Hoje, mais do que em qualquer outra época da história da humanidade, vivemos imersos em um vasto oceano de informações. A tecnologia encurtou as distâncias de uma maneira que nossos antepassados mal poderiam sonhar. Podemos falar com quem está do outro lado do mundo em frações de segundo. No entanto, o Santo Padre tem nos lembrado com profunda sabedoria, em sua mensagem para esta ocasião, que a verdadeira comunicação vai muito além da mera troca de dados virtuais. A comunicação autêntica não nasce nos teclados ou nas telas brilhantes; ela nasce e ganha vida no coração.
Muitas vezes, em nosso cotidiano apressado, corremos o risco de nos tornarmos indivíduos incrivelmente “conectados”, porém profundamente isolados em nossas próprias ilhas. A tela do celular pode ser uma maravilhosa janela para o mundo, mas corremos o perigo de transformá-la em um espelho, onde buscamos enxergar apenas as nossas próprias opiniões e certezas. O convite da Igreja para este 60º Dia Mundial é, portanto, um chamado à comunhão verdadeira. Como cristãos, somos convidados a desarmar nossas palavras, a buscar a conciliação e a construir pontes exatamente onde o mundo, infelizmente, ainda insiste em erguer muros.
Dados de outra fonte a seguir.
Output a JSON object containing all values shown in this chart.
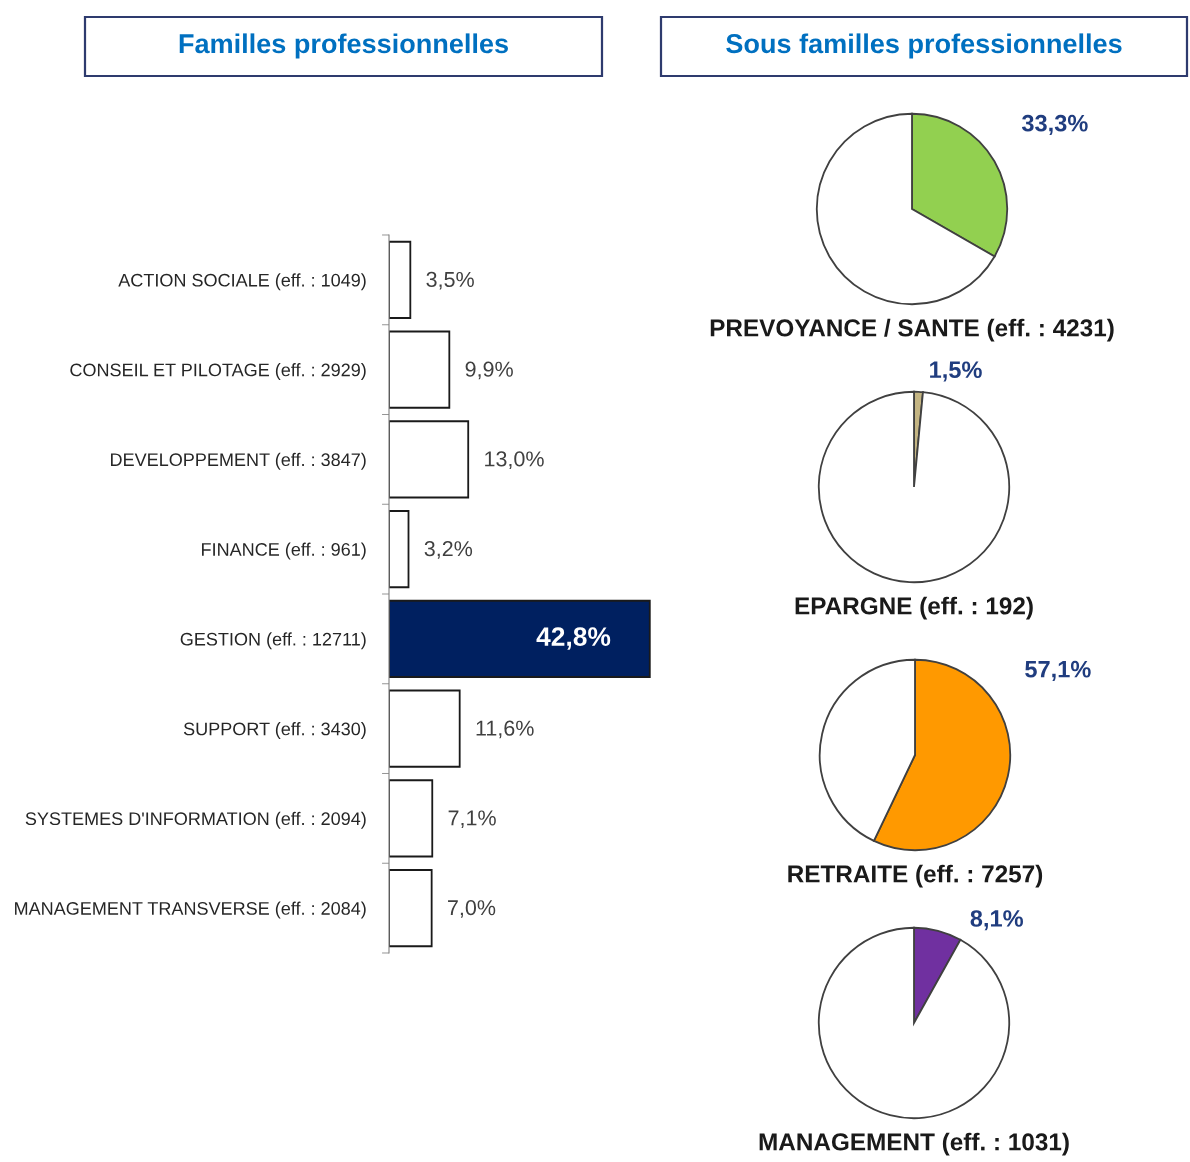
{
  "chart_data": [
    {
      "type": "bar",
      "orientation": "horizontal",
      "title": "Familles professionnelles",
      "categories": [
        "ACTION SOCIALE (eff. : 1049)",
        "CONSEIL ET PILOTAGE (eff. : 2929)",
        "DEVELOPPEMENT (eff. : 3847)",
        "FINANCE (eff. : 961)",
        "GESTION (eff. : 12711)",
        "SUPPORT (eff. : 3430)",
        "SYSTEMES D'INFORMATION (eff. : 2094)",
        "MANAGEMENT TRANSVERSE (eff. : 2084)"
      ],
      "values": [
        3.5,
        9.9,
        13.0,
        3.2,
        42.8,
        11.6,
        7.1,
        7.0
      ],
      "colors": [
        "#ffffff",
        "#ffffff",
        "#ffffff",
        "#ffffff",
        "#002060",
        "#ffffff",
        "#ffffff",
        "#ffffff"
      ],
      "value_labels": [
        "3,5%",
        "9,9%",
        "13,0%",
        "3,2%",
        "42,8%",
        "11,6%",
        "7,1%",
        "7,0%"
      ],
      "tick_labels": "y"
    },
    {
      "type": "other",
      "title": "Sous familles professionnelles"
    },
    {
      "type": "pie",
      "xlabel": "PREVOYANCE / SANTE (eff. : 4231)",
      "categories": [
        null,
        null
      ],
      "values": [
        33.3,
        66.7
      ],
      "colors": [
        "#92d050",
        "#ffffff"
      ],
      "value_labels": [
        "33,3%",
        null
      ]
    },
    {
      "type": "pie",
      "xlabel": "EPARGNE (eff. : 192)",
      "categories": [
        null,
        null
      ],
      "values": [
        1.5,
        98.5
      ],
      "colors": [
        "#c4b583",
        "#ffffff"
      ],
      "value_labels": [
        "1,5%",
        null
      ]
    },
    {
      "type": "pie",
      "xlabel": "RETRAITE (eff. : 7257)",
      "categories": [
        null,
        null
      ],
      "values": [
        57.1,
        42.9
      ],
      "colors": [
        "#ff9900",
        "#ffffff"
      ],
      "value_labels": [
        "57,1%",
        null
      ]
    },
    {
      "type": "pie",
      "xlabel": "MANAGEMENT (eff. : 1031)",
      "categories": [
        null,
        null
      ],
      "values": [
        8.1,
        91.9
      ],
      "colors": [
        "#7030a0",
        "#ffffff"
      ],
      "value_labels": [
        "8,1%",
        null
      ]
    }
  ]
}
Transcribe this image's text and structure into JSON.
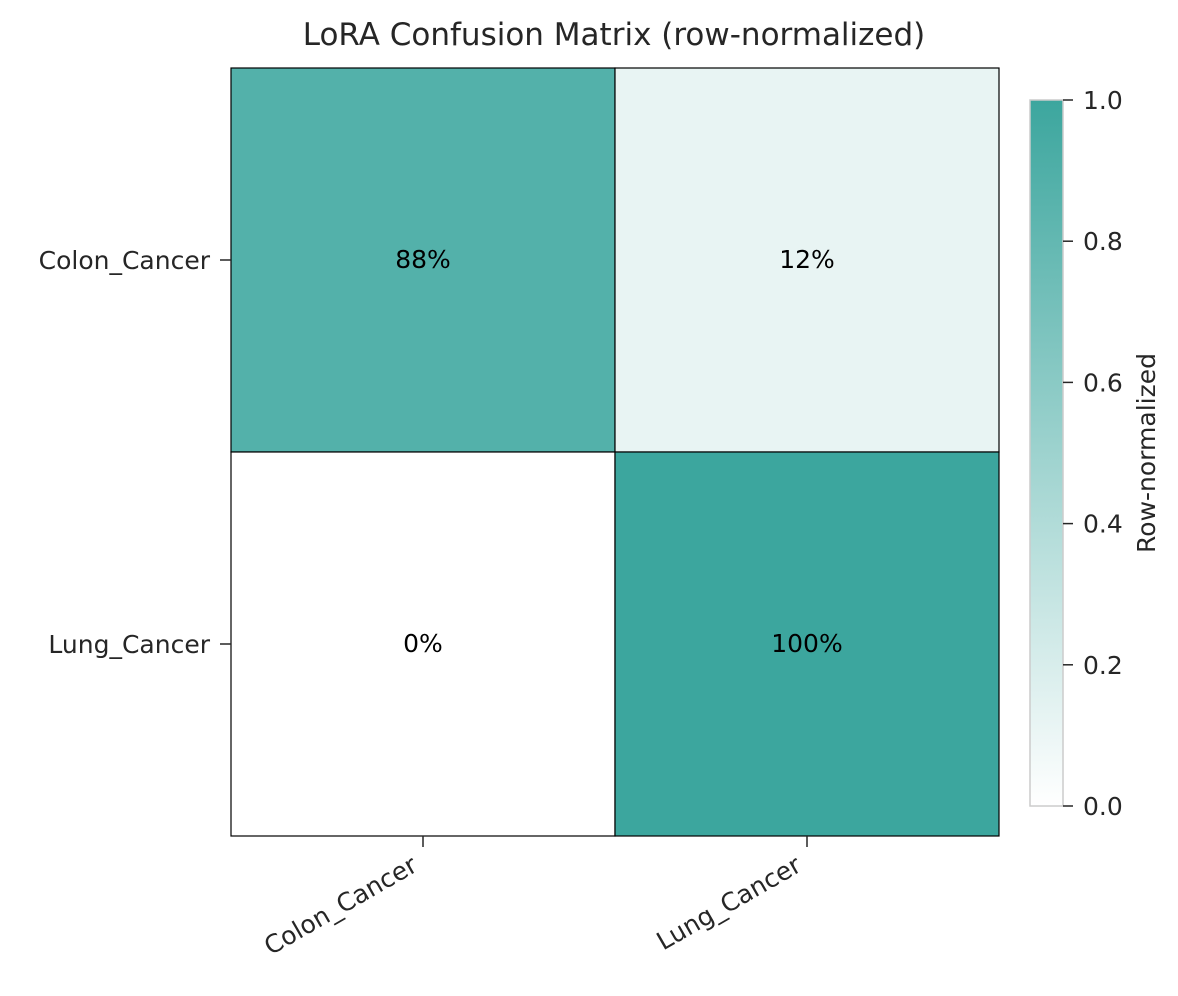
{
  "chart_data": {
    "type": "heatmap",
    "title": "LoRA Confusion Matrix (row-normalized)",
    "row_labels": [
      "Colon_Cancer",
      "Lung_Cancer"
    ],
    "col_labels": [
      "Colon_Cancer",
      "Lung_Cancer"
    ],
    "values": [
      [
        0.88,
        0.12
      ],
      [
        0.0,
        1.0
      ]
    ],
    "cell_labels": [
      [
        "88%",
        "12%"
      ],
      [
        "0%",
        "100%"
      ]
    ],
    "colorbar": {
      "label": "Row-normalized",
      "range": [
        0.0,
        1.0
      ],
      "ticks": [
        "0.0",
        "0.2",
        "0.4",
        "0.6",
        "0.8",
        "1.0"
      ],
      "color_low": "#ffffff",
      "color_high": "#3ca69e"
    },
    "grid": false
  }
}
A primeira e mais importante escola da comunicação é, sem dúvida, a nossa casa, a nossa família. É no convívio diário, no sentar-se à mesa, no olhar para os pais, para os filhos e para os avós, que aprendemos a conjugar o verbo amar. É ali que aprendemos a pedir licença, a pedir perdão e a dizer “muito obrigado”. Quando a comunicação familiar é permeada pelo respeito e pela ternura, ela transborda para a sociedade e a transforma de dentro para fora.
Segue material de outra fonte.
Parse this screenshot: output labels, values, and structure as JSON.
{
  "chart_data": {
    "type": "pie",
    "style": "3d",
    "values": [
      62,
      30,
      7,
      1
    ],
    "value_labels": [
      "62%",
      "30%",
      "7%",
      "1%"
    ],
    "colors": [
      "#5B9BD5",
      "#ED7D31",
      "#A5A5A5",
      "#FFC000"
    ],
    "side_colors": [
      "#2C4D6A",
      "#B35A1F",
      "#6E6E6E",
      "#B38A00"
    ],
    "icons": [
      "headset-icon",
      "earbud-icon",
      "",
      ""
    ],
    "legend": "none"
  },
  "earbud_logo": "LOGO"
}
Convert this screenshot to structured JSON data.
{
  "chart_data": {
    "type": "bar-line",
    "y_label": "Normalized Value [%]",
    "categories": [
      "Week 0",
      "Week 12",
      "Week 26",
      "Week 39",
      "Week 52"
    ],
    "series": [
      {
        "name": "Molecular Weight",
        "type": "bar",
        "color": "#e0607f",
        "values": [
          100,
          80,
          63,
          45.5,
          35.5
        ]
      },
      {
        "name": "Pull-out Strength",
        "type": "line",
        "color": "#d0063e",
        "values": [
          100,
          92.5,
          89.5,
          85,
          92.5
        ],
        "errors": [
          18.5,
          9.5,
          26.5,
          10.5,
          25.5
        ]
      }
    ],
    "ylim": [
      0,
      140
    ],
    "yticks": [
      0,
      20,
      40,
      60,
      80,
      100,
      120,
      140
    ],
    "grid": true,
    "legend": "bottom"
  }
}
Comunicar, na perspectiva do Evangelho, é acima de tudo um ato de amor. Quando abrimos a boca para falar, ou quando digitamos uma mensagem para enviar, devemos fazer a nós mesmos três breves perguntas: Isso edifica? Isso traz paz? Isso reflete a luz e a misericórdia de Cristo? Em um tempo em que o ruído excessivo muitas vezes sufoca a verdade, a nossa voz precisa ser um instrumento de pacificação. Não precisamos de mais confrontos ou de palavras que ferem; a humanidade anseia desesperadamente pelo bálsamo da compreensão mútua.
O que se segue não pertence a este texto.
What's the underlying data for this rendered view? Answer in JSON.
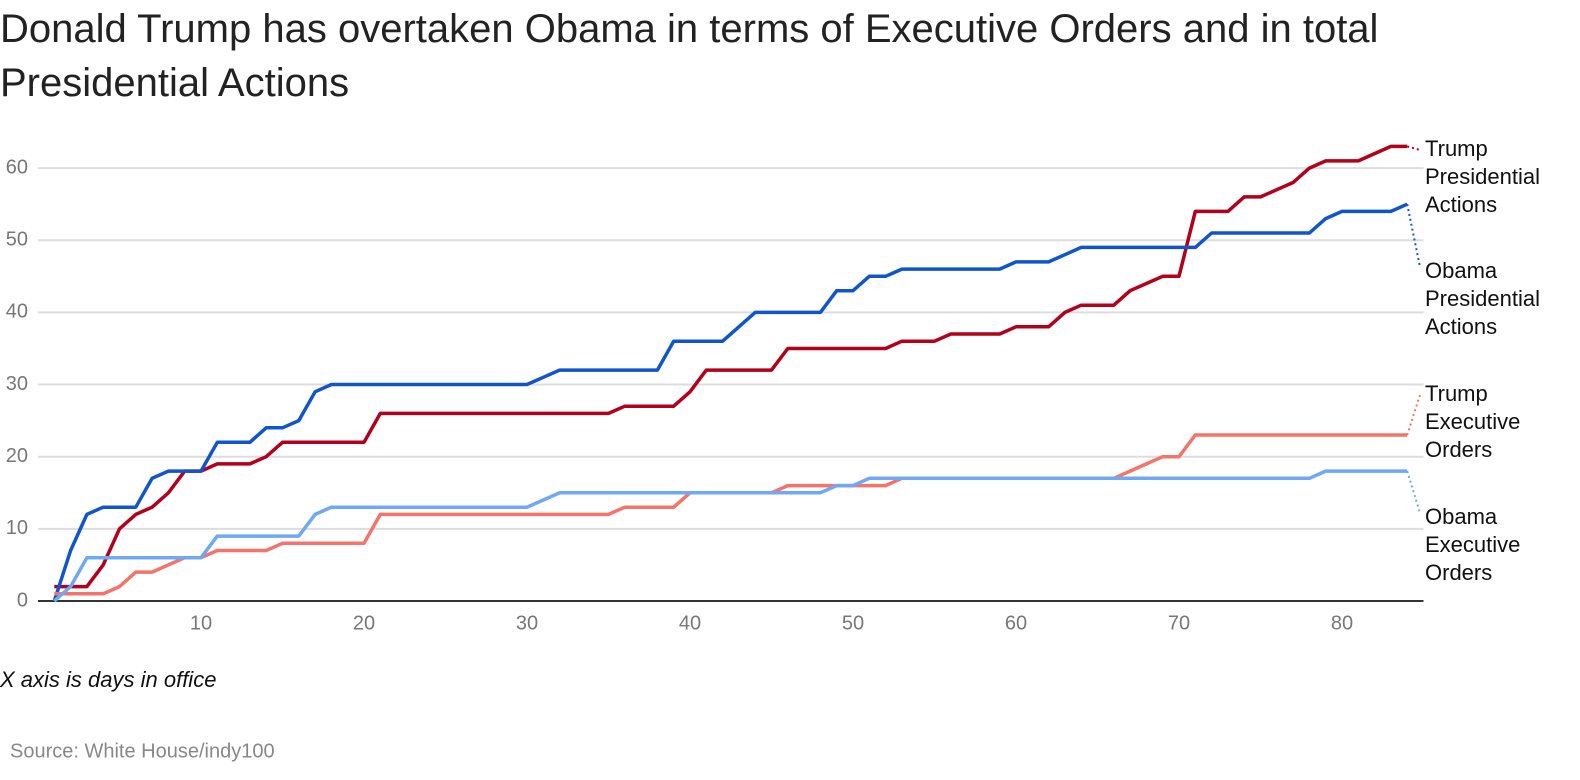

O documento pontifício para este ano nos convida a resgatar a beleza da “escuta com o coração”. É um desafio exigente, porém belíssimo! Escutar não é apenas ficar em silêncio enquanto o outro fala, esperando ansiosamente a nossa vez de responder e argumentar. A verdadeira escuta exige um esvaziar-se de si mesmo para acolher com reverência o mistério e a dor do outro. Foi exatamente assim que Jesus caminhou entre nós. Ele escutava os marginalizados, os entristecidos, os aflitos. E, ao escutar com amor, Ele curava. Nós também podemos ser pequenos instrumentos dessa mesma cura através de uma escuta atenta e de palavras temperadas com a doçura do Espírito Santo.
Que Nossa Senhora, a Virgem do Silêncio e da Palavra Encarnada, nos ensine a guardar em nossos corações aquilo que é bom e a proclamar com a nossa própria vida a alegria perene do Evangelho. Que cada família, e cada pessoa que lê estas singelas linhas, sinta-se chamada por Deus a ser um comunicador da esperança. O mundo ao seu redor precisa da sua palavra amiga, do seu sorriso acolhedor e do seu testemunho sereno de fé.